- Born: London, UK
- Education: King's College London, University College London, University of Sheffield
- Known for: Cognitive neuroscience, EEG, dyslexia, autism
- Scientific career
- Fields: Neuroscience
- Workplaces: Boston Children's Hospital, Harvard Medical School

= Aditi Shankardass =

British neuroscientist

Aditi Shankardass (अदिती शंकरदास) is a British neuroscientist.

She has appeared in the media to discuss developmental disorders in children, including on CNN, ABC News, the Times of India, and the Financial Express. She discussed the topic in her talk in 2009 at the TED conference.

She was part of the group led by Dr. Frank H. Duffy of the department of psychiatry at Boston Children's Hospital, affiliated with Harvard Medical School. Their work on the creation of a specific neurological biomarkers for autism has been featured in the Time book Time 100 New Scientific Discoveries. Her previous work using EEG recordings of the brain to help identify the underlying neurological cause of dyslexia was the subject of her presentation at the United Kingdom Parliament in 2001 at the Annual Reception for Britain's Top Young Scientists, Engineers and Technologists.
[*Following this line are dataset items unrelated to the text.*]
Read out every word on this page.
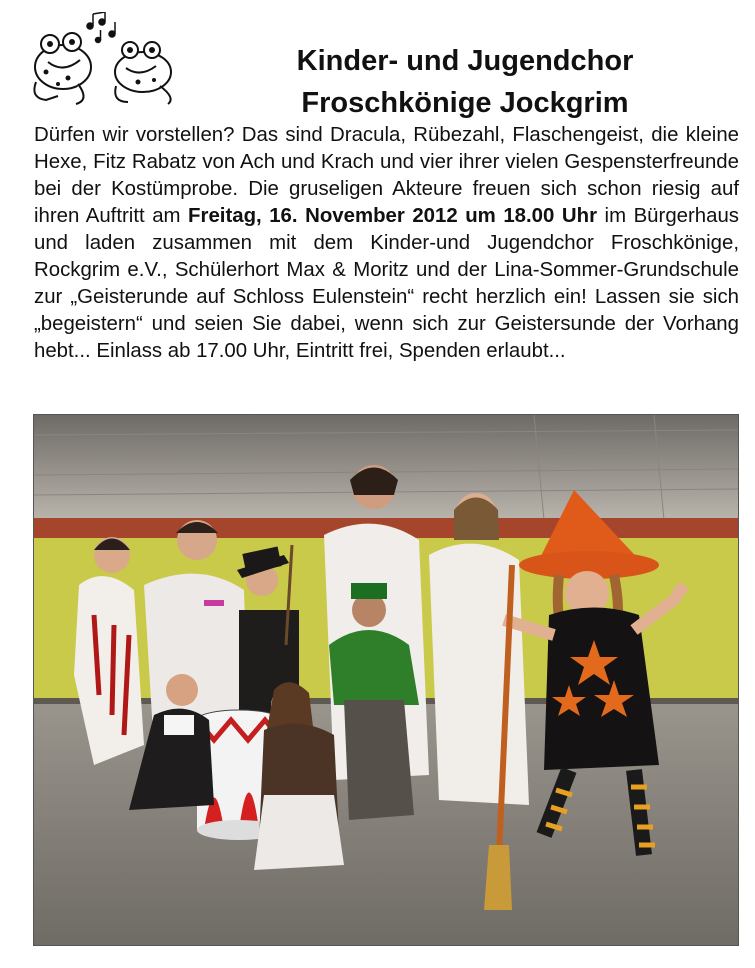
Kinder- und Jugendchor
Froschkönige Jockgrim
Dürfen wir vorstellen? Das sind Dracula, Rübezahl, Flaschengeist, die kleine Hexe, Fitz Rabatz von Ach und Krach und vier ihrer vielen Gespensterfreunde bei der Kostümprobe. Die gruseligen Akteure freuen sich schon riesig auf ihren Auftritt am Freitag, 16. November 2012 um 18.00 Uhr im Bürgerhaus und laden zusammen mit dem Kinder-und Jugendchor Froschkönige, Rockgrim e.V., Schülerhort Max & Moritz und der Lina-Sommer-Grundschule zur „Geisterunde auf Schloss Eulenstein“ recht herzlich ein! Lassen sie sich „begeistern“ und seien Sie dabei, wenn sich zur Geistersunde der Vorhang hebt... Einlass ab 17.00 Uhr, Eintritt frei, Spenden erlaubt...
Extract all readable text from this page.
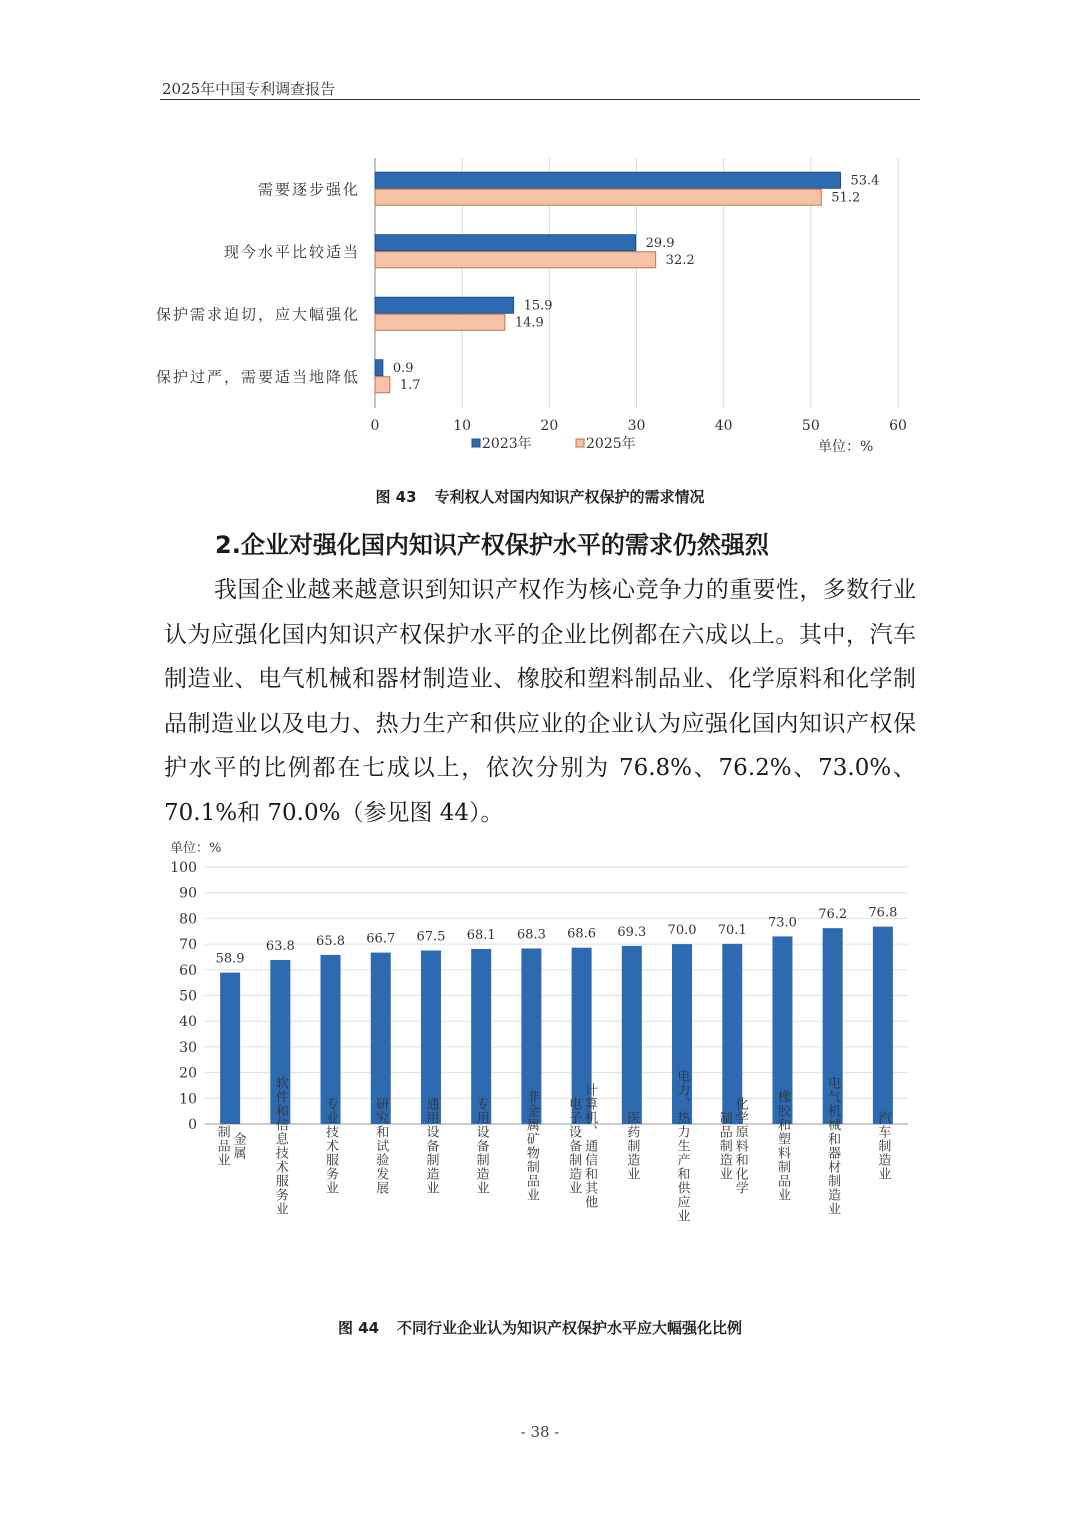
2025年中国专利调查报告
0	10	20	30	40	50	60
需要逐步强化	53.4
51.2
现今水平比较适当	29.9
32.2
保护需求迫切，应大幅强化	15.9
14.9
保护过严，需要适当地降低	0.9
1.7
2023年	2025年	单位：%
图 43 专利权人对国内知识产权保护的需求情况
2.企业对强化国内知识产权保护水平的需求仍然强烈
我国企业越来越意识到知识产权作为核心竞争力的重要性，多数行业认为应强化国内知识产权保护水平的企业比例都在六成以上。其中，汽车制造业、电气机械和器材制造业、橡胶和塑料制品业、化学原料和化学制品制造业以及电力、热力生产和供应业的企业认为应强化国内知识产权保护水平的比例都在七成以上，依次分别为 76.8%、76.2%、73.0%、70.1%和 70.0%（参见图 44）。
单位：%
0
10
20
30
40
50
60
70
80
90
100
58.9
金属
制品业
63.8
软件和信息技术服务业
65.8
专业技术服务业
66.7
研究和试验发展
67.5
通用设备制造业
68.1
专用设备制造业
68.3
非金属矿物制品业
68.6
计算机、通信和其他
电子设备制造业
69.3
医药制造业
70.0
电力、热力生产和供应业
70.1
化学原料和化学
制品制造业
73.0
橡胶和塑料制品业
76.2
电气机械和器材制造业
76.8
汽车制造业
图 44 不同行业企业认为知识产权保护水平应大幅强化比例
- 38 -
Shankardass serves as a board member of the Global Neuroscience Initiative Foundation, an organisation devoted to raising global awareness of neurological and psychiatric disorders. She has been a consultant for the BBC in the UK, providing expertise for radio and TV documentaries.

Shankardass is a classically trained singer, with concert performances in India, the UK and the US, and live recordings with Amjad Ali Khan, Anup Jalota and on BBC Radio. She has been a TV presenter on Zee TV in the UK and appeared in several documentaries. She has acted on stage and TV in India, as well as in the US feature film, Trafficked. She has been noted for her attractiveness.

Her father is celebrity lawyer Vijay Shankardass, whose clients include the Nizam of Hyderabad, author Salman Rushdie, actor Michael Douglas, Amnesty International, Taj Hotels Resorts and Palaces, Penguin Books and Virgin Group. Her mother is social historian and Penal Reform International chairperson Rani Dhavan Shankardass. She is the granddaughter of Shanti Swaroop Dhavan, governor of West Bengal and Indian high commissioner (ambassador) to the United Kingdom. She is the great-granddaughter of Rai Bahadur (Most Honorable Prince) Bali Ram Dhavan of the North West Frontier Province, formerly of India.

Shankardass was born in London, educated between New Delhi and London, and currently resides between Los Angeles and Boston.